Required Skills and Abilities
Ability to read, write, follow written and oral instructions.
Ability to meet and serve customers in a polite and friendly manner.
Must be neat in appearance and work habits. Responsible for regular attendance.
Must comply with safety and sanitation regulations as prescribed by a law, and must comply with proper dress code as designated by the department.
Be a team player: work as team and assist co-workers with their duties as time allows it.
Physical Requirements
Sustained standing. Frequent bending.
Move both arms and shoulders as necessary while working with equipment and/or heavy materials.
Move, lift and carry supplies, equipment, and materials weighing to 50 pounds without assistance from the floor to waist height and 30 pounds to shoulder height.
Pull and/or push Buscko carts and containers, etc.

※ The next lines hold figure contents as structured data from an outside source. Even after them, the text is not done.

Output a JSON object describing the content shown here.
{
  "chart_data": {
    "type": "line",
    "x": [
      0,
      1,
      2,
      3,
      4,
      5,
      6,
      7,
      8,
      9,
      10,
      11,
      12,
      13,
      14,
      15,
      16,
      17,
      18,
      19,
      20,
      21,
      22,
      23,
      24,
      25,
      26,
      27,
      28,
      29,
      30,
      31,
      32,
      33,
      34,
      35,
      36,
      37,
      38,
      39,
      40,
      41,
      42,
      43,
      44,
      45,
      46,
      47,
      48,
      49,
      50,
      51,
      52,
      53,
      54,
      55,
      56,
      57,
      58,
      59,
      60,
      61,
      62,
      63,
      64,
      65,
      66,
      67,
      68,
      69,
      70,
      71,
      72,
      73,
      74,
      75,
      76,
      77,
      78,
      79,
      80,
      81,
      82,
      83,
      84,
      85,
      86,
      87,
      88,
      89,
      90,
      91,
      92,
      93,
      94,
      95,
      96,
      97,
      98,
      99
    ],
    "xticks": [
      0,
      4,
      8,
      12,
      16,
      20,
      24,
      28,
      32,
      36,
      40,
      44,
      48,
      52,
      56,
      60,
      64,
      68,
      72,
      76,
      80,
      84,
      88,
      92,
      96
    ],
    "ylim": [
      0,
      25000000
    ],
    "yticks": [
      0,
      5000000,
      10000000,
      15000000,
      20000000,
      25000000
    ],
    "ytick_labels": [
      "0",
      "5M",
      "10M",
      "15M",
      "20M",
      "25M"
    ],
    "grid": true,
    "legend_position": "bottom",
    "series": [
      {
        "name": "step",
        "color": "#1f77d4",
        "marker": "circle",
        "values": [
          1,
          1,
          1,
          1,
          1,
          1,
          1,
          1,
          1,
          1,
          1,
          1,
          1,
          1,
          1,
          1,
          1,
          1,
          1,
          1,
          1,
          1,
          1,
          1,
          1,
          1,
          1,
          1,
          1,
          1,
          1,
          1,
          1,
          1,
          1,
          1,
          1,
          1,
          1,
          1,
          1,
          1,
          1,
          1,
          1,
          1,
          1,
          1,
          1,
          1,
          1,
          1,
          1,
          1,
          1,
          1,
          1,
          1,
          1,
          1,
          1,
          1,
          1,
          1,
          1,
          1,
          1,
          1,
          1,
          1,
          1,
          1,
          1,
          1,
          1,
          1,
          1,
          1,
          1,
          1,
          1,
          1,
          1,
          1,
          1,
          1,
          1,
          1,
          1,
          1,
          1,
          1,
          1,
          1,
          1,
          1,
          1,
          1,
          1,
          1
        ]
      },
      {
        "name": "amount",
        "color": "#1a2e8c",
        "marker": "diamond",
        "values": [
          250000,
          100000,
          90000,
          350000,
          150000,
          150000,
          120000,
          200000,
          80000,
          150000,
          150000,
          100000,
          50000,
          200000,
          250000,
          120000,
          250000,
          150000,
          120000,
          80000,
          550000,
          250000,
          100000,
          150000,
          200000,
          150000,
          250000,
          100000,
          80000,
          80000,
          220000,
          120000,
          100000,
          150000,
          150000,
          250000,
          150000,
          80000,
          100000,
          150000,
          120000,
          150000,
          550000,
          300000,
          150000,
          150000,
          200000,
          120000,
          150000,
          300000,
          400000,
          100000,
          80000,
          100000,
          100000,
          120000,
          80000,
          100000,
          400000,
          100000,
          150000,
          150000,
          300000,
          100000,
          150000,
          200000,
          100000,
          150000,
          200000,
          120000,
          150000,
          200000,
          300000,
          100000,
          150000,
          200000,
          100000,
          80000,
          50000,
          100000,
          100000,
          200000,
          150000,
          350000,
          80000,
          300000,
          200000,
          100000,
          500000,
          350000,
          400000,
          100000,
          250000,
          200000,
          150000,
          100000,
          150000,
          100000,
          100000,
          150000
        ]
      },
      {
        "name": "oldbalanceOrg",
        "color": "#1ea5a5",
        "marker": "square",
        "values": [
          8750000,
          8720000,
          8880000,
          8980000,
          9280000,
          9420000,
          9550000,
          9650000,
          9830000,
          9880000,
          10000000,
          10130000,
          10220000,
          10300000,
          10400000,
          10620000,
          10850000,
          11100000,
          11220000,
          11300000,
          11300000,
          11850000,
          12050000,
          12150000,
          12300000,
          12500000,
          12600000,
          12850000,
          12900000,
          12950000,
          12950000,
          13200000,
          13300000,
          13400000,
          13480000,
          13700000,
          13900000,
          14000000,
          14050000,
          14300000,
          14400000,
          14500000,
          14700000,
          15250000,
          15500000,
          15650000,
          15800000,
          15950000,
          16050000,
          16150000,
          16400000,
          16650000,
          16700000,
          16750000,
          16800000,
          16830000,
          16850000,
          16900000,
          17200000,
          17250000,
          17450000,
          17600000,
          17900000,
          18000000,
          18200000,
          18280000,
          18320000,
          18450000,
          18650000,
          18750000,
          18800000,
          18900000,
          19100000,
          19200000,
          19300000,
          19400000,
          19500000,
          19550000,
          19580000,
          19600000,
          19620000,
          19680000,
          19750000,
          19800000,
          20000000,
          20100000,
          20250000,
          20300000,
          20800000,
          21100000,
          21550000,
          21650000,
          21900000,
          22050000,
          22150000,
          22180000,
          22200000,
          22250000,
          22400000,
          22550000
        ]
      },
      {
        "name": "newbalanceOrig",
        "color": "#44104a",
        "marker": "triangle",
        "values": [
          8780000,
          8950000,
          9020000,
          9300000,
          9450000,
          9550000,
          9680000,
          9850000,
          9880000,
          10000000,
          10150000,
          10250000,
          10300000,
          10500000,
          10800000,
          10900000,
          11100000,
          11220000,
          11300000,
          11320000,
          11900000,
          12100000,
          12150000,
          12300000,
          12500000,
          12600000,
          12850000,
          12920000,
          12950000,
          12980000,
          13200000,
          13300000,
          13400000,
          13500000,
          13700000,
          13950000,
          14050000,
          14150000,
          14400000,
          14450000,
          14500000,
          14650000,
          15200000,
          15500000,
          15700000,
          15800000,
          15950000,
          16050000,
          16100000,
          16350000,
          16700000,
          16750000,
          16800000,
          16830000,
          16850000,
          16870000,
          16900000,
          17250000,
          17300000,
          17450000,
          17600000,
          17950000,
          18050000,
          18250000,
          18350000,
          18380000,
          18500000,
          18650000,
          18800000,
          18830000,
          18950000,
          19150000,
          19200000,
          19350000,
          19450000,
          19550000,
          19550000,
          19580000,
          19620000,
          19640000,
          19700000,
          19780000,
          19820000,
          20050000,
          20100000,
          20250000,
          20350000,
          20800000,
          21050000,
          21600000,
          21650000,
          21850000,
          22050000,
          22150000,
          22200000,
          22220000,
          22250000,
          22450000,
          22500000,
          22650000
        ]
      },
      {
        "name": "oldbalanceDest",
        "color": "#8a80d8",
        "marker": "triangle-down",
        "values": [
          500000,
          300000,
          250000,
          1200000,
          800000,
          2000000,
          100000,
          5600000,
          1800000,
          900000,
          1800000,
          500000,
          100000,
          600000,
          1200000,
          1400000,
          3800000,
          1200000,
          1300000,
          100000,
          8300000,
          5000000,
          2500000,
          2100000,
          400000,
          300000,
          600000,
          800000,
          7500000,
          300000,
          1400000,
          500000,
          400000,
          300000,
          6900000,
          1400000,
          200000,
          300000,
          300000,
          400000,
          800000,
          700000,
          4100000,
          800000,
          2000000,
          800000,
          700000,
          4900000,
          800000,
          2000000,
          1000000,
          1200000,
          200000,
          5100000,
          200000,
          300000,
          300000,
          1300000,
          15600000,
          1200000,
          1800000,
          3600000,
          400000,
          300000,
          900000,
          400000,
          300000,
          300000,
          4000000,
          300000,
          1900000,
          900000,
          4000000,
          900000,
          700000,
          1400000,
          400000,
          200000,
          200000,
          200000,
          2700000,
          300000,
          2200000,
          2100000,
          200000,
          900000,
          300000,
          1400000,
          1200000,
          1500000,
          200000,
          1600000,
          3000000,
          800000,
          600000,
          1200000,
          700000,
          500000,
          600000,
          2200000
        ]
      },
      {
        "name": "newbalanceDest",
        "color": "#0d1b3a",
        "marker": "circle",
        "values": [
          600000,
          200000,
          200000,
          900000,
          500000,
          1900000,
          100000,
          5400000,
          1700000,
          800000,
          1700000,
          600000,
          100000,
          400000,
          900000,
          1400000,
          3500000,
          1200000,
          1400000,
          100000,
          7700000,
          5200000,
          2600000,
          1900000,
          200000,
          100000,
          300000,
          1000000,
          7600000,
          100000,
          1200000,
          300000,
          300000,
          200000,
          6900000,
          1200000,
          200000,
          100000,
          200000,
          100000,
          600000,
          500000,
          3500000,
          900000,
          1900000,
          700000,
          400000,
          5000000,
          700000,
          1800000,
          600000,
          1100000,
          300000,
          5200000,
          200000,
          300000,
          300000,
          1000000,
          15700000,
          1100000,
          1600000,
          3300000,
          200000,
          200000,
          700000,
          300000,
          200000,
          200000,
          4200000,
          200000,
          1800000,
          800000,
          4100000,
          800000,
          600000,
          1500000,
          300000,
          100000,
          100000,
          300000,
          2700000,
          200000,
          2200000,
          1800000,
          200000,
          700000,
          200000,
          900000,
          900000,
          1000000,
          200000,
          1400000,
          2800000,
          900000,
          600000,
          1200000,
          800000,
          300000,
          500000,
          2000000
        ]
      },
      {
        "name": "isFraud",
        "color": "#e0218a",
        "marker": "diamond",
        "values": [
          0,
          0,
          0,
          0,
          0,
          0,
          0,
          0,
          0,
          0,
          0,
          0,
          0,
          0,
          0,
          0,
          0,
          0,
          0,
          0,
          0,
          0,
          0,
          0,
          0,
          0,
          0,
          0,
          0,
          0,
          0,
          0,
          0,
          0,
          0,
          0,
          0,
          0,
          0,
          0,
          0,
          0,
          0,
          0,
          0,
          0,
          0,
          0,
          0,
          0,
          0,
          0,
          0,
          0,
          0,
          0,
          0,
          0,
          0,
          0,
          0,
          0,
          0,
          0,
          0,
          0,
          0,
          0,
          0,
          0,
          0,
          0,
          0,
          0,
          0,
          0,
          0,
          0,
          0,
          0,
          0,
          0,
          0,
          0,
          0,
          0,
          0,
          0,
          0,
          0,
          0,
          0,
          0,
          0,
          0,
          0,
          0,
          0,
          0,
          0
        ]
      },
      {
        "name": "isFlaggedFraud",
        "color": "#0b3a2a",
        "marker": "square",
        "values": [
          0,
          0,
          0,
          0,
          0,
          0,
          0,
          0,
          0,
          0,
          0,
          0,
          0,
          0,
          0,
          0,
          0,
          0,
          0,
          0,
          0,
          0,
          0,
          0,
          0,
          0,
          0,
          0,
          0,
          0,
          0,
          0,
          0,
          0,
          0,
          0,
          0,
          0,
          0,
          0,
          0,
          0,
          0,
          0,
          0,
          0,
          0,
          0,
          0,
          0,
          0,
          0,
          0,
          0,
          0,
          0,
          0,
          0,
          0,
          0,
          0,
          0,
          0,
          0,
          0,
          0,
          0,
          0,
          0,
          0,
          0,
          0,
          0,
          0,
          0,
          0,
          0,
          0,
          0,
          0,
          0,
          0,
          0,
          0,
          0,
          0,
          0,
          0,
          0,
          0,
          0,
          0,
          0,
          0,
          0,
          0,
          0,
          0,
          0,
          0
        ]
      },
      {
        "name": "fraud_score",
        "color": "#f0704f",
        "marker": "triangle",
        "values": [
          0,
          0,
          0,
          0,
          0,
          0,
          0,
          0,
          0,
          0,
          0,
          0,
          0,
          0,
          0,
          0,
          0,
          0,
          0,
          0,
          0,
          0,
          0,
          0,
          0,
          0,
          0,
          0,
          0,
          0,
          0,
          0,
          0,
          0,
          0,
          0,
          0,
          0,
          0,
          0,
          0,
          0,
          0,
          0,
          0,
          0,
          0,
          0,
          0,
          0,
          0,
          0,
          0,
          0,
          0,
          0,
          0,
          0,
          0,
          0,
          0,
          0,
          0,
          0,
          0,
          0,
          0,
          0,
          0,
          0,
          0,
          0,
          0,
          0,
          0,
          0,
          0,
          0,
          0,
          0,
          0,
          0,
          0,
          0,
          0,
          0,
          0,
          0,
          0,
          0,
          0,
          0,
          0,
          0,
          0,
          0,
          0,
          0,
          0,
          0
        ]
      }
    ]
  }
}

Work in confined areas with wide temperature variations.
ServSafe certification or comparable food safety training certification accepted by the State of Connecticut Health Department.
Job Posting Date 12/15/2025
Job Category Service Worker
Bargaining Unit L35
Compensation Grade Labor Grade 5
Time Type Part time
Duration Type Staff
Work Model Location 304 York Street, New Haven, Connecticut
Background Check Requirements All candidates for employment will be subject to pre‑employment background screening for this position, which may include motor vehicle, DOT certification, drug testing and credit checks based on the position description and job requirements. All offers are contingent upon the successful completion of the background check.
Health Requirements Certain positions have associated health requirements based on specific job responsibilities. These may include vaccinations, tests, or examinations, as required by law, regulation, or university policy.
Posting Disclaimer The hiring rate of a role is determined in accordance with the provisions outlined in the respective collective bargaining agreement.
EEO Statement The University is committed to basing judgments concerning the admission, education, and employment of individuals upon their qualifications and abilities and seeks to attract to its faculty, staff, and student body qualified persons from a broad range of backgrounds and perspectives. In accordance with this policy and as delineated by federal and Connecticut law, Yale does not discriminate in admissions, educational programs, or employment against any individual on account of that individual’s sex, sexual orientation, gender identity or expression, race, color, national or ethnic origin, religion, age, disability, status as a special disabled veteran, veteran of the Vietnam era or other covered veteran.
Note Yale University is a tobacco‑free campus.